白いワンピースしか着てこなかった私は、初めてこんなしっかりとした正装を着た。
ワンピースよりも遥かに重さがあってずっしりとしている。
ズボンは動きやすくて暖かい。
今までの自分と違うことに感動して、私は目を輝かせた。
さっきまで怯えていたのが嘘のように心がときめく。
そうしてその場でくるっと回れば、私は自分が着ていたワンピースを彼に渡した。
『ほら、生意気くん。私のワンピース』
そうして渡せば彼は実に不服そうな顔をしてワンピースを受け取った。
生意気くんは私をチラッと見つめてからすぐに目を逸らす。
やがてそのワンピースに腕を通した彼は、完全な私となったのだ。
「…あのさ、僕はリキだから。さっき言ったよねリキ様だって」
『ああそうだっけ?じゃあリキ、改めて宜しく』
「呼び捨てだと!生意気な!…と、とにかく。一人称は僕!あと王宮では基本喋るな!あと!あ、アリアっていうメイドには、その…優しくしろ!」
そうしてお互いが入れ替わり見つめ合うと、彼…リキは腕を組んでそう言い放った。
王宮での暮らしなんてまったく分からないけど、彼から言われた言葉を守っていれば恐らく大丈夫だ。
どうせ一時的なものだし私なら乗り切れる気がした。
『分かった。一人称は僕、名前はリキ。基本無口で、アリアには特別扱いしろと』
「復唱するな!!あ、アリアには絶対変なこと言うなよ!」
『分かったって。じゃあ私も。一人称は私、えっと基本一人だから自由にしてて。ただこの小屋からでないこと』
「…は?それだけ?」
『うん、あとはここに来る人にはちゃんと生意気な態度取らずに受け答えしてね』
「へ〜、何だよちょー楽じゃん」
『…』
確かにそれだけ言えば楽で居心地がいいと思うだろう。
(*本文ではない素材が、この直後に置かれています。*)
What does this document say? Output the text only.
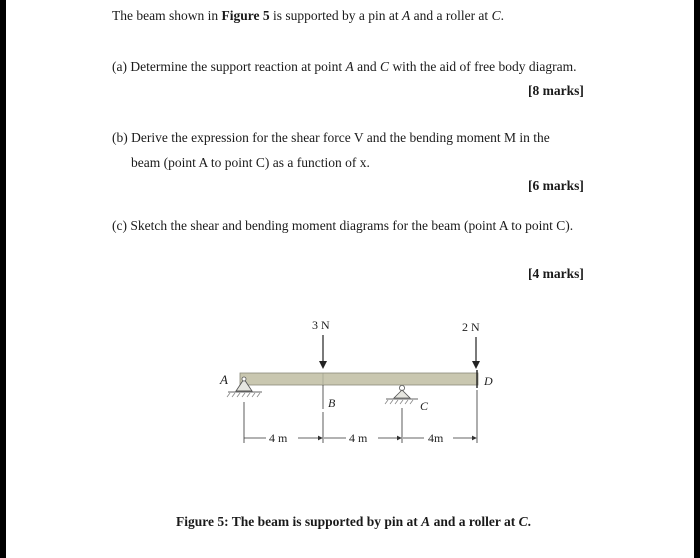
The beam shown in Figure 5 is supported by a pin at A and a roller at C.
(a) Determine the support reaction at point A and C with the aid of free body diagram.
[8 marks]
(b) Derive the expression for the shear force V and the bending moment M in the
beam (point A to point C) as a function of x.
[6 marks]
(c) Sketch the shear and bending moment diagrams for the beam (point A to point C).
[4 marks]
3 N	2 N
A
B	C
D
4 m	4 m	4m
Figure 5: The beam is supported by pin at A and a roller at C.
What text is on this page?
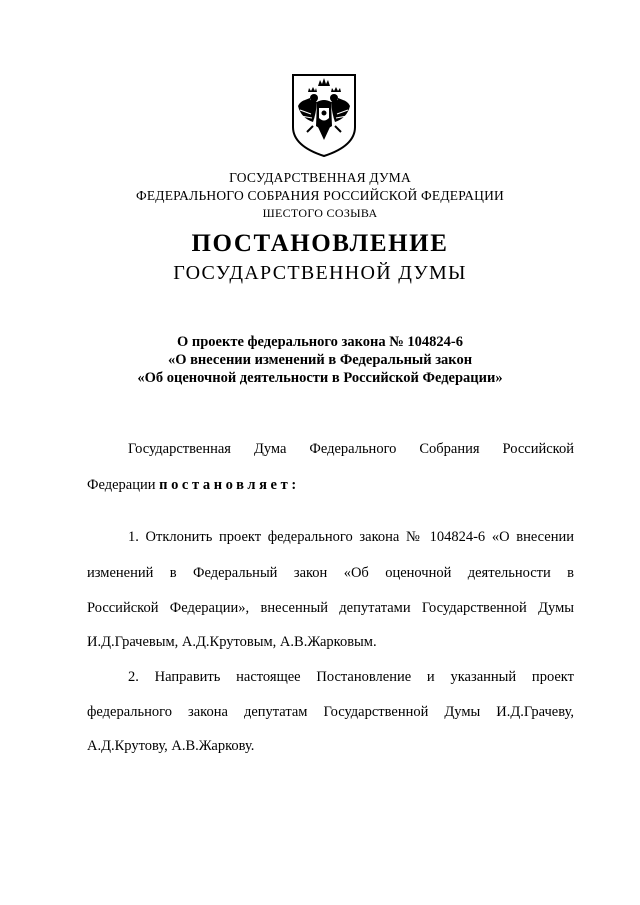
ГОСУДАРСТВЕННАЯ ДУМА
ФЕДЕРАЛЬНОГО СОБРАНИЯ РОССИЙСКОЙ ФЕДЕРАЦИИ
ШЕСТОГО СОЗЫВА
ПОСТАНОВЛЕНИЕ
ГОСУДАРСТВЕННОЙ ДУМЫ
О проекте федерального закона № 104824-6
«О внесении изменений в Федеральный закон
«Об оценочной деятельности в Российской Федерации»
Государственная Дума Федерального Собрания Российской
Федерации постановляет:
1. Отклонить проект федерального закона № 104824-6 «О внесении
изменений в Федеральный закон «Об оценочной деятельности в
Российской Федерации», внесенный депутатами Государственной Думы
И.Д.Грачевым, А.Д.Крутовым, А.В.Жарковым.
2. Направить настоящее Постановление и указанный проект
федерального закона депутатам Государственной Думы И.Д.Грачеву,
А.Д.Крутову, А.В.Жаркову.
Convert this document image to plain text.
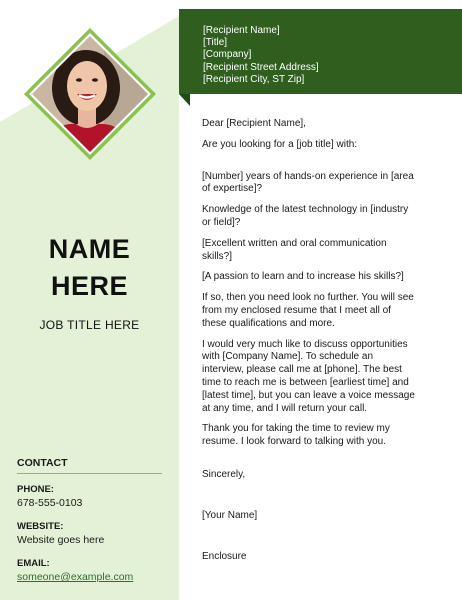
NAME
HERE
JOB TITLE HERE
CONTACT
PHONE:
678-555-0103
WEBSITE:
Website goes here
EMAIL:
someone@example.com
[Recipient Name]
[Title]
[Company]
[Recipient Street Address]
[Recipient City, ST Zip]

Dear [Recipient Name],

Are you looking for a [job title] with:

[Number] years of hands-on experience in [area of expertise]?

Knowledge of the latest technology in [industry or field]?

[Excellent written and oral communication skills?]

[A passion to learn and to increase his skills?]

If so, then you need look no further. You will see from my enclosed resume that I meet all of these qualifications and more.

I would very much like to discuss opportunities with [Company Name]. To schedule an interview, please call me at [phone]. The best time to reach me is between [earliest time] and [latest time], but you can leave a voice message at any time, and I will return your call.

Thank you for taking the time to review my resume. I look forward to talking with you.

Sincerely,

[Your Name]

Enclosure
けど私にはここは狭い鳥籠のように感じていた。
彼が与えてくれた僅かな自由を、無駄には出来ない。
そう思って顔を上げた瞬間。
私は彼に掴まれ勢いよく外に放り出されてしまったのだ。
『ちょっと!!まだ話は終わってない!!』
冷たい雪の中に放り出された私は、服についてしまったそれを払いながら立ち上がる。
バタンッと大きな音を立てて閉った扉に唖然としてしまった。
未だに降り続ける雪は、また服に積もっては溜まっていく。
でもこの服のお陰で寒さはほぼなかった。
顔に当たる冷気は痛いくらい冷たいけど、あのワンピースに比べたら全然平気だ。
閉まった扉に向かって声をあげても返事がないのでため息をついて、仕方なく諦めることにした。
そして、私は静かな白銀の森を歩き出した。
また孤独で怖いけど、前へ進まなくては。
私の未来は、私が決める。
そうして声がする方へひたすら歩いていく。
やがて森を歩き続けていた時、後ろから誰かに声をかけられた。
「殿下、ここにいましたか」
その声に、思わず足を止める。
この声はよく知っていた。
静かなこの場所に、聞き慣れた低い声が響く。
まさか、そう思いながらもゆっくりと振り返る。
舞い散る雪の結晶が私のまつ毛に落ちて来て、視界をぼやけさせる。
けれどもぼやける視界の中でも、その姿ははっきりと私の頭の中に映った。
何故ならそこにいたのは
『…ルキア』
そう、間違いなくあのルキアだったから。